The literature review in this paper indicates that shales are in fact a good medium for CO2 storage with capacities of 5 to 10 kg/t of formation or approximately 1 million metric tons per square kilometer. This level of storage capacity suggests a substantial opportunity for CO2 storage in shales. The opportunity for CO2 storage in shales via EGR becomes even more attractive as significant energy can be extracted with relatively modest energy input.
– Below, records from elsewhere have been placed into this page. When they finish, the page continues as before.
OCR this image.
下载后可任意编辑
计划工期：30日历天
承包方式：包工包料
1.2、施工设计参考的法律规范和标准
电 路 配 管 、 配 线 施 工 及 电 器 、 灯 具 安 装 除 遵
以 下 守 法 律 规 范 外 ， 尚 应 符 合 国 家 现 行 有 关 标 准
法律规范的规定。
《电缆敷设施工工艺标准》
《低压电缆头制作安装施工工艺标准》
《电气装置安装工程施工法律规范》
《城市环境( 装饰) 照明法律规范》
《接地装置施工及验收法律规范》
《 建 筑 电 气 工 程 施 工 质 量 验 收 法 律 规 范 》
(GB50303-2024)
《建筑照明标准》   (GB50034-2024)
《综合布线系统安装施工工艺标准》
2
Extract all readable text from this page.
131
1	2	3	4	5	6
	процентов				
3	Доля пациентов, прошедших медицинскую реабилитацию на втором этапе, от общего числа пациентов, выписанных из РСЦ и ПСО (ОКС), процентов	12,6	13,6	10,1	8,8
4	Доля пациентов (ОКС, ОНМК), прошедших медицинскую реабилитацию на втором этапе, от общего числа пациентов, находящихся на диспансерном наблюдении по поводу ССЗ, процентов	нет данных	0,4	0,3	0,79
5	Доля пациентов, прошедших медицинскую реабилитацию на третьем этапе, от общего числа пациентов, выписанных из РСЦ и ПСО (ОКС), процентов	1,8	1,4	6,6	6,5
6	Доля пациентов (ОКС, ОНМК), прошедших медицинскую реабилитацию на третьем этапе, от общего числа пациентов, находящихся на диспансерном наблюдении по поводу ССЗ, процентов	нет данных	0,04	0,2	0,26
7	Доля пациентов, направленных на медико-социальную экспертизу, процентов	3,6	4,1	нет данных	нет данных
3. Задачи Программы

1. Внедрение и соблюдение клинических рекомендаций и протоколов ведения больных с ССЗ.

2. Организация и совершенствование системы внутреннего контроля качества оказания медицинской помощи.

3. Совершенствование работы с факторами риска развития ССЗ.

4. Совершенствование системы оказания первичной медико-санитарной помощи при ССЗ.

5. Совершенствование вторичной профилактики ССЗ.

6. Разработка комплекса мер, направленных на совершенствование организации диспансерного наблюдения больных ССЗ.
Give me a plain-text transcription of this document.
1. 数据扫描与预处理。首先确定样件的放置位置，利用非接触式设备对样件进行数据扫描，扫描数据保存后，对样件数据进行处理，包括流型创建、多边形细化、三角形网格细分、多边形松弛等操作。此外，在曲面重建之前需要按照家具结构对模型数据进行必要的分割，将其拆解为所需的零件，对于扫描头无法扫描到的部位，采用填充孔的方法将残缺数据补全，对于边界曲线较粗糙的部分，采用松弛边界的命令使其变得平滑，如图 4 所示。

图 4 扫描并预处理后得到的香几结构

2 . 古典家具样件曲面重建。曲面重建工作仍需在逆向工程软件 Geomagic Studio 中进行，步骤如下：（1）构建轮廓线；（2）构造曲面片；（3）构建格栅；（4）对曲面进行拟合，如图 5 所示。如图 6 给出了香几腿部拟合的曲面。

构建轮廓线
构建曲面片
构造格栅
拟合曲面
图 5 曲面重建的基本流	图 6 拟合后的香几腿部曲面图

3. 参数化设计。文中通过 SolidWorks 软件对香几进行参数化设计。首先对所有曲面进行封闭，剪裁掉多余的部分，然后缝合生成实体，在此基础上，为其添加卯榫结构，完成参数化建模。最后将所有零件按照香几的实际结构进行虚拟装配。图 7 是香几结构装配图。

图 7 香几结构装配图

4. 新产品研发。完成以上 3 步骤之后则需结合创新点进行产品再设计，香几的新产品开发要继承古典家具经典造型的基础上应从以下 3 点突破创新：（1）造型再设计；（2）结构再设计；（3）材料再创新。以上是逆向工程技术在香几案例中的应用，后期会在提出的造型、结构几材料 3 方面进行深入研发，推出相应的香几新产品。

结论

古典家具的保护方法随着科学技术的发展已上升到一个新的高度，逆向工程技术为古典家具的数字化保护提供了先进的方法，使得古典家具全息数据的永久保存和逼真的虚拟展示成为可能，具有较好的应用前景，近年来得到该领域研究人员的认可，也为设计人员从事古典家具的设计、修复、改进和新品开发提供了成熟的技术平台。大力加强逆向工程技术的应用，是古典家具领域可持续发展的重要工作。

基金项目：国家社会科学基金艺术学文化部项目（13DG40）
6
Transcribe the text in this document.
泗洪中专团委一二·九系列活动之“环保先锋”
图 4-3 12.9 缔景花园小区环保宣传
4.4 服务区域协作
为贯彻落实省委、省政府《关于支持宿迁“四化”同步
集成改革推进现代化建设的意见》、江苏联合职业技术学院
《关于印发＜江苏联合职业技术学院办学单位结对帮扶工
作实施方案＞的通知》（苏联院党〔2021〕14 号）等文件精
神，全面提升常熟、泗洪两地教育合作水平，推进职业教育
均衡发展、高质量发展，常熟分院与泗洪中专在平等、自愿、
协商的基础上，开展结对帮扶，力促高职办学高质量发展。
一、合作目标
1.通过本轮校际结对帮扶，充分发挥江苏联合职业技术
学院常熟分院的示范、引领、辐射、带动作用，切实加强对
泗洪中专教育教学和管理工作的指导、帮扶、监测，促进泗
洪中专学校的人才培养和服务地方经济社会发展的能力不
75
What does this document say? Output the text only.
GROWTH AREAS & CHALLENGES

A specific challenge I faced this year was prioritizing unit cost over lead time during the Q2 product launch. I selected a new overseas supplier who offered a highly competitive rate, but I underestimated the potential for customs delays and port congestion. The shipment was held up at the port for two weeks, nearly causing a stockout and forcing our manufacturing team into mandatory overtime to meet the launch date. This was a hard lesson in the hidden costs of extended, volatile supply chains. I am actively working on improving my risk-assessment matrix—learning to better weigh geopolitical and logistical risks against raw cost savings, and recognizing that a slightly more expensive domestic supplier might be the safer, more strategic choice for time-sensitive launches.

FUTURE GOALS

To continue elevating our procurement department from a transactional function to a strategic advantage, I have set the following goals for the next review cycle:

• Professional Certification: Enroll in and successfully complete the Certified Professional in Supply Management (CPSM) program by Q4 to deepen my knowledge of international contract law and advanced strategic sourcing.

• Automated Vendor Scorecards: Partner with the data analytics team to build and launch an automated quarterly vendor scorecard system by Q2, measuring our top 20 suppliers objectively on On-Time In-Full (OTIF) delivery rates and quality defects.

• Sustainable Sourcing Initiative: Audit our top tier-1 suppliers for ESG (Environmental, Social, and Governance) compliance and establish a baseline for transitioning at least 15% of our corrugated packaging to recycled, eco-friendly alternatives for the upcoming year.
As discussed in this paper, EGR can be used to exploit the high affinity of shales for CO2 relative to CH4 (14:1 on a mass basis).

Although widespread exploitation of shale gas resources and the long-term economic viability of carbon capture and storage are not certain, the state of knowledge regarding geologic storage of CO2 and EGR in shale formations needs to be improved in order to make these processes viable as the extraction of gas from shale resources gains traction globally. Based on the studies reviewed and information presented in this paper, we conclude that there is a very good opportunity globally regarding the future of geologic storage of CO2 in depleted shale gas formations and as part of EGR operations.